I traveled there in 2015 to investigate and wrote an article about it.
In February of this year, NPR journalist Mariana Dale – who had seen my piece – got in touch asking about tips for stories to cover related to climate. I recommended she go to a Santo Domingo neighborhood I had covered in my 2015 article that was at risk from rising seas.
And she did, but first, a little background:
Sea level rise is caused by climate change in that the ice sheets in Greenland, the Arctic, Antarctica and elsewhere, are melting – adding volume to the oceans. Another way climate change causes sea level rise is by warming the overall temperature of the oceans – which causes thermal expansion (the water to expand).
Conservative estimates by the Environmental Protection Agency project up to 4 feet of sea level rise by the end of this century. Recent research by climate scientist James Hansen, at Columbia University, however, says there could be up to 16 feet of rise by 2100.
The World Bank said that Santo Domingo (along with four other cities: Alexandria, Egypt; Barranquilla, Colombia; Naples, Italy; and Sapporo, Japan) would be among the worst hit by sea level rise in 2050.
That means it’s sandy beaches, coral and low-lying cities would all be affected. Al Jazeera America sent me to Dominican Republic to report on sea level rise – and this is what I found.
One of the biggest problems for DR was a Santo Domingo neighborhood called La Barquita that was built along the Ozama River. The impoverished neighborhood was being flooded and the streets were filled with evacuation route signs.

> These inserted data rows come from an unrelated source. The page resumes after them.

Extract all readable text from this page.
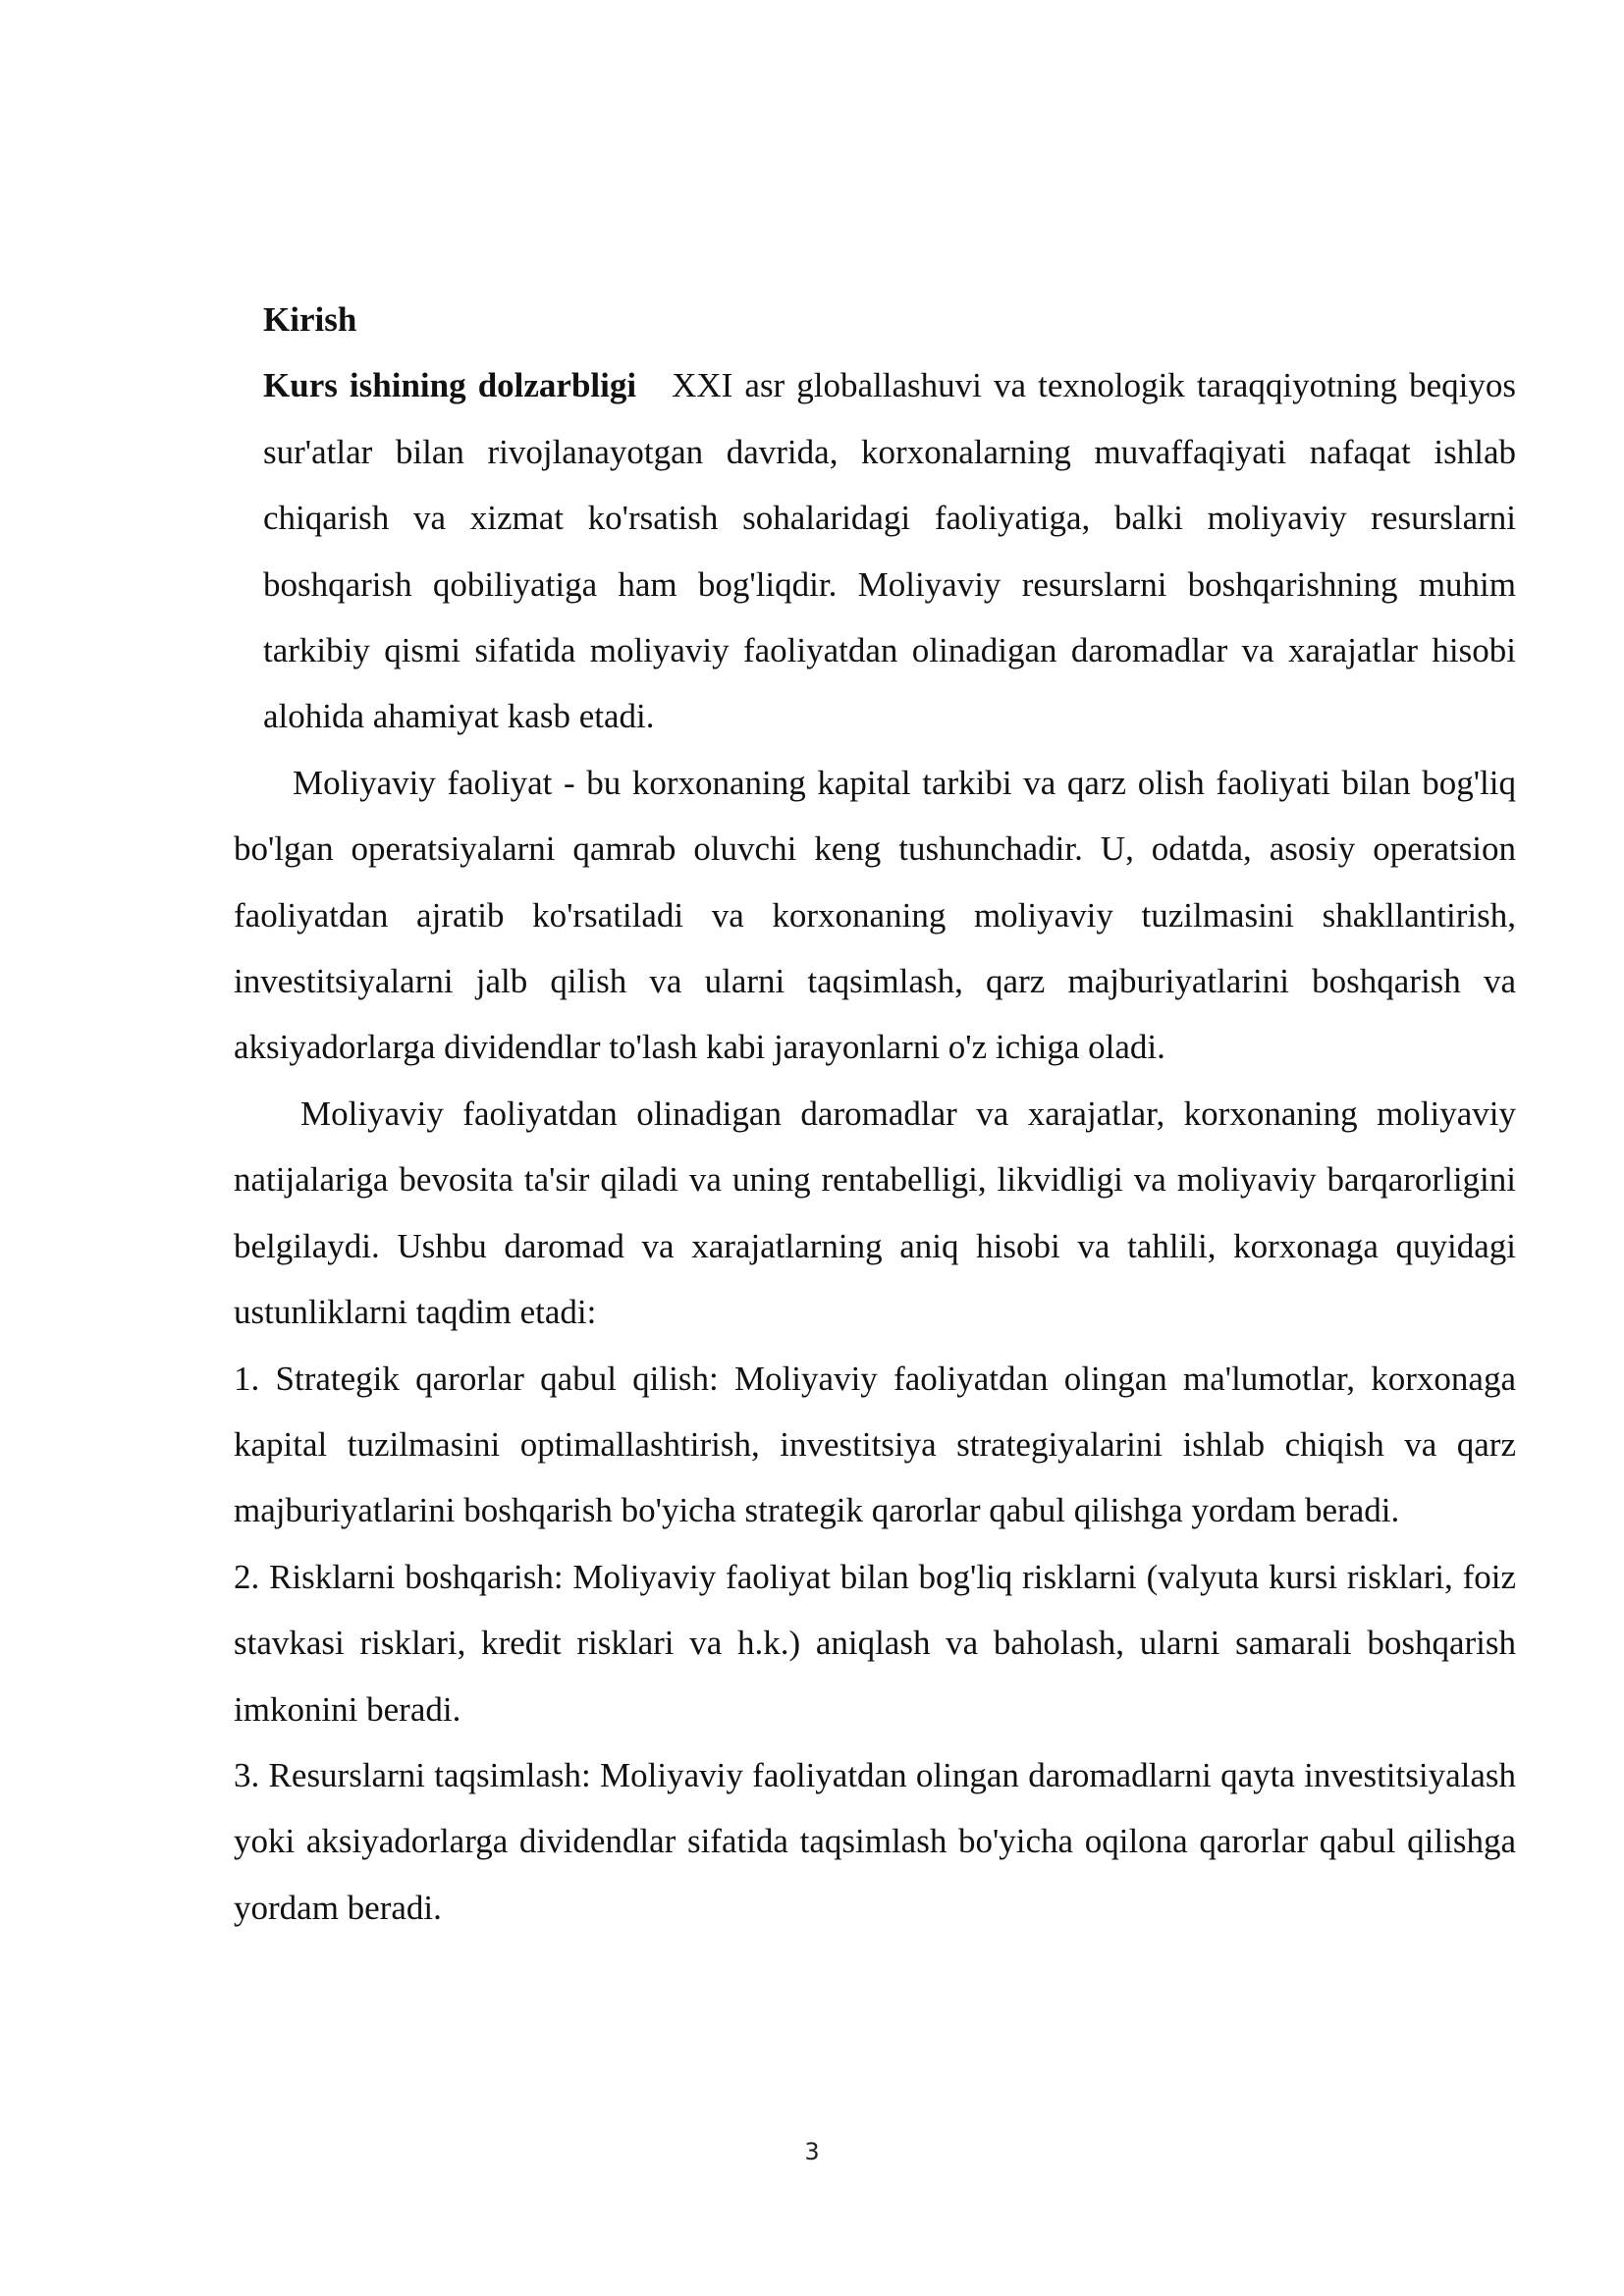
Kirish

Kurs ishining dolzarbligi XXI asr globallashuvi va texnologik taraqqiyotning beqiyos sur'atlar bilan rivojlanayotgan davrida, korxonalarning muvaffaqiyati nafaqat ishlab chiqarish va xizmat ko'rsatish sohalaridagi faoliyatiga, balki moliyaviy resurslarni boshqarish qobiliyatiga ham bog'liqdir. Moliyaviy resurslarni boshqarishning muhim tarkibiy qismi sifatida moliyaviy faoliyatdan olinadigan daromadlar va xarajatlar hisobi alohida ahamiyat kasb etadi.

Moliyaviy faoliyat - bu korxonaning kapital tarkibi va qarz olish faoliyati bilan bog'liq bo'lgan operatsiyalarni qamrab oluvchi keng tushunchadir. U, odatda, asosiy operatsion faoliyatdan ajratib ko'rsatiladi va korxonaning moliyaviy tuzilmasini shakllantirish, investitsiyalarni jalb qilish va ularni taqsimlash, qarz majburiyatlarini boshqarish va aksiyadorlarga dividendlar to'lash kabi jarayonlarni o'z ichiga oladi.

Moliyaviy faoliyatdan olinadigan daromadlar va xarajatlar, korxonaning moliyaviy natijalariga bevosita ta'sir qiladi va uning rentabelligi, likvidligi va moliyaviy barqarorligini belgilaydi. Ushbu daromad va xarajatlarning aniq hisobi va tahlili, korxonaga quyidagi ustunliklarni taqdim etadi:

1. Strategik qarorlar qabul qilish: Moliyaviy faoliyatdan olingan ma'lumotlar, korxonaga kapital tuzilmasini optimallashtirish, investitsiya strategiyalarini ishlab chiqish va qarz majburiyatlarini boshqarish bo'yicha strategik qarorlar qabul qilishga yordam beradi.

2. Risklarni boshqarish: Moliyaviy faoliyat bilan bog'liq risklarni (valyuta kursi risklari, foiz stavkasi risklari, kredit risklari va h.k.) aniqlash va baholash, ularni samarali boshqarish imkonini beradi.

3. Resurslarni taqsimlash: Moliyaviy faoliyatdan olingan daromadlarni qayta investitsiyalash yoki aksiyadorlarga dividendlar sifatida taqsimlash bo'yicha oqilona qarorlar qabul qilishga yordam beradi.

3
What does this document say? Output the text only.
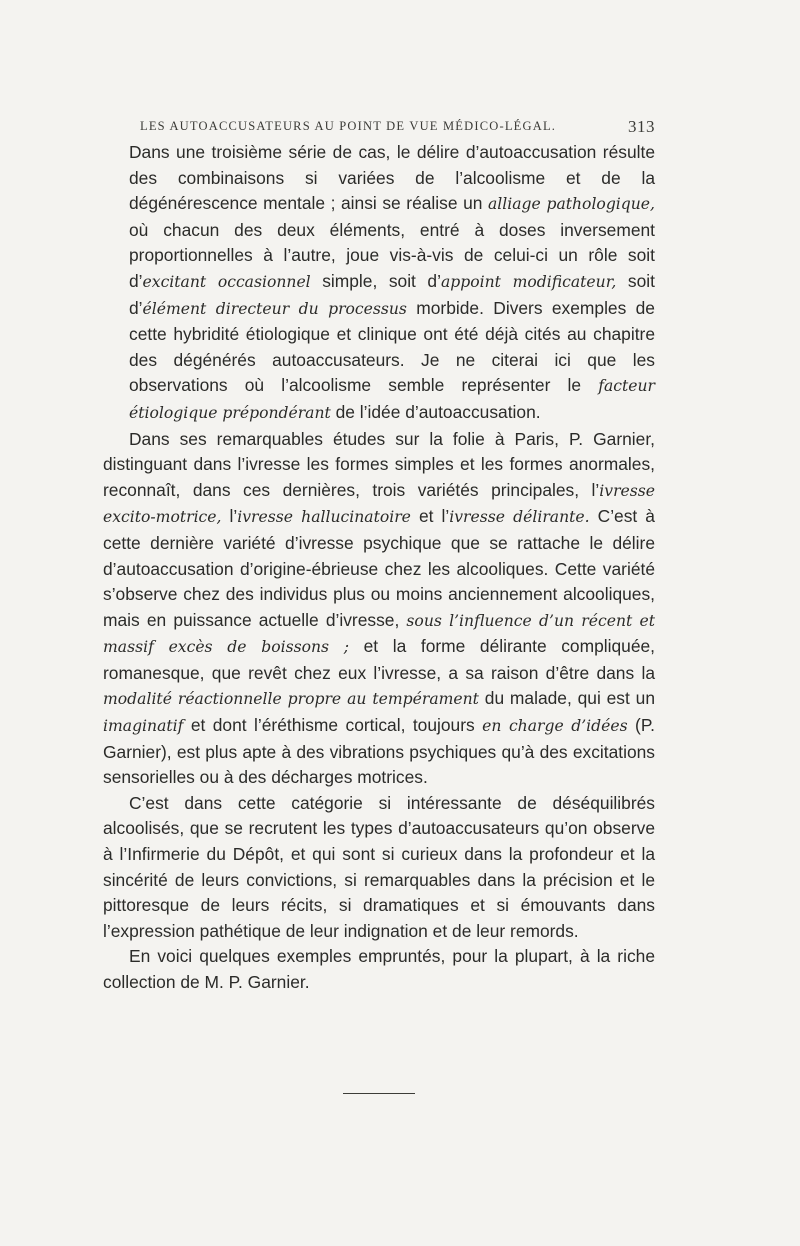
LES AUTOACCUSATEURS AU POINT DE VUE MÉDICO-LÉGAL.	313

Dans une troisième série de cas, le délire d’autoaccusation résulte des combinaisons si variées de l’alcoolisme et de la dégénérescence mentale ; ainsi se réalise un alliage pathologique, où chacun des deux éléments, entré à doses inversement proportionnelles à l’autre, joue vis-à-vis de celui-ci un rôle soit d’excitant occasionnel simple, soit d’appoint modificateur, soit d’élément directeur du processus morbide. Divers exemples de cette hybridité étiologique et clinique ont été déjà cités au chapitre des dégénérés autoaccusateurs. Je ne citerai ici que les observations où l’alcoolisme semble représenter le facteur étiologique prépondérant de l’idée d’autoaccusation.

Dans ses remarquables études sur la folie à Paris, P. Garnier, distinguant dans l’ivresse les formes simples et les formes anormales, reconnaît, dans ces dernières, trois variétés principales, l’ivresse excito-motrice, l’ivresse hallucinatoire et l’ivresse délirante. C’est à cette dernière variété d’ivresse psychique que se rattache le délire d’autoaccusation d’origine-ébrieuse chez les alcooliques. Cette variété s’observe chez des individus plus ou moins anciennement alcooliques, mais en puissance actuelle d’ivresse, sous l’influence d’un récent et massif excès de boissons ; et la forme délirante compliquée, romanesque, que revêt chez eux l’ivresse, a sa raison d’être dans la modalité réactionnelle propre au tempérament du malade, qui est un imaginatif et dont l’éréthisme cortical, toujours en charge d’idées (P. Garnier), est plus apte à des vibrations psychiques qu’à des excitations sensorielles ou à des décharges motrices.

C’est dans cette catégorie si intéressante de déséquilibrés alcoolisés, que se recrutent les types d’autoaccusateurs qu’on observe à l’Infirmerie du Dépôt, et qui sont si curieux dans la profondeur et la sincérité de leurs convictions, si remarquables dans la précision et le pittoresque de leurs récits, si dramatiques et si émouvants dans l’expression pathétique de leur indignation et de leur remords.

En voici quelques exemples empruntés, pour la plupart, à la riche collection de M. P. Garnier.
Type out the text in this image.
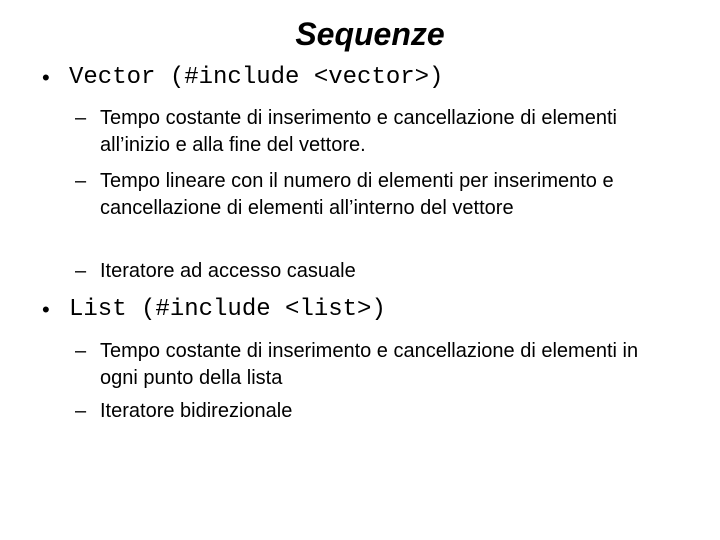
Sequenze
• Vector (#include <vector>)
– Tempo costante di inserimento e cancellazione di elementi all’inizio e alla fine del vettore.
– Tempo lineare con il numero di elementi per inserimento e cancellazione di elementi all’interno del vettore
– Iteratore ad accesso casuale
• List (#include <list>)
– Tempo costante di inserimento e cancellazione di elementi in ogni punto della lista
– Iteratore bidirezionale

The people who lived there lived in a maze of shacks, and would not be able to afford a move to higher ground.
That’s where the Dominican government stepped in – they built an entirely new city for La Barquita residents, and paid for them to be relocated to the new neighborhood in Santo Domingo.
When I was there covering the story, construction on the new Barquita had just recently started. When NPR journalist Mariana Dale went back this year, she got to see residents moved into the new city. This is what she had to say:
“I was able to visit the old neighborhood while people were moving out as well as talk to people who had been in the new apartments for a few months,” Dale told me in an email after she returned from the trip.
Dale reported in her story:
“The multistory apartments of La Nueva Barquita look like pastel legos. On the first floor there are a handful of businesses selling snacks, clothing and groceries.
The streets are clean and kids flew kites, or as they call them, chichiguas, overhead.
Reyes’s new home is on the second floor of a purple building.
“Everything is beautiful, thank God,” Reyes said in Spanish.”